Глава 2.
2 февраля 2016 г. в 00:02
Вечером того же дня к нашему крыльцу прискакал уставший путник, без торга заплативший за комнату и ужин. Я же домыла последнюю посуду и ушла спать в сарай, лето всё же на дворе, в доме душновато. А проснулась я под утро от криков и громкого ржания лошадей. Странно, может большой обоз пришёл, вот и ругаются между собой купцы и постояльцы, обсуждая способ размещения на стоянку?
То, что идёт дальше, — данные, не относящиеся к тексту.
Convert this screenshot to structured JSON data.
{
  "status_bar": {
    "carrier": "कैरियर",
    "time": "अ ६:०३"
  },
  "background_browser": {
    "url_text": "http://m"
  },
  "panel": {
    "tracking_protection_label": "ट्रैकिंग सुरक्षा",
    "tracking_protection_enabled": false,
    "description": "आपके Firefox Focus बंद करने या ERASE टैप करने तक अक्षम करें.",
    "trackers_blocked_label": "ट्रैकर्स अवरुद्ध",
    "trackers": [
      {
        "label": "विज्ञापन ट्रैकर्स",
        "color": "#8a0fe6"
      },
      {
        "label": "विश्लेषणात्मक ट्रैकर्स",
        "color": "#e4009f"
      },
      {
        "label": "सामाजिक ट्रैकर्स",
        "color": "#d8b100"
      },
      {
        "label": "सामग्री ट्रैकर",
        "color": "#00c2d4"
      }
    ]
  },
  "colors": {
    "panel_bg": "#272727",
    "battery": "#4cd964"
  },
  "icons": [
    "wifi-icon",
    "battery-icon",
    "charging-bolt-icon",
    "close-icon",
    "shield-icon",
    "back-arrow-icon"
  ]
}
Тут я услышала не соответствующий представленной картине звук – детский крик и гортанный окрик на нерусском языке. В душу закрались опасения, который я решила быстрее опровергнуть или подтвердить, выглянув в щель меду досками. Увиденная картина заставила меня оцепенеть в страхе.
На нашем дворе было с десяток приземистых степных лошадей с кочевниками, двери постоялого двора были распахнуты, а мои родичи сидели связанные на земле, недоставало только отца. Убили, ушёл за помощью? Перед связанными прохаживался печенег в богатой, но запылённой одежде – халат, кольчуга под ним, кривая сабля. Из дома вдруг появились ещё двое налётчиков, тащивших тело моего отца.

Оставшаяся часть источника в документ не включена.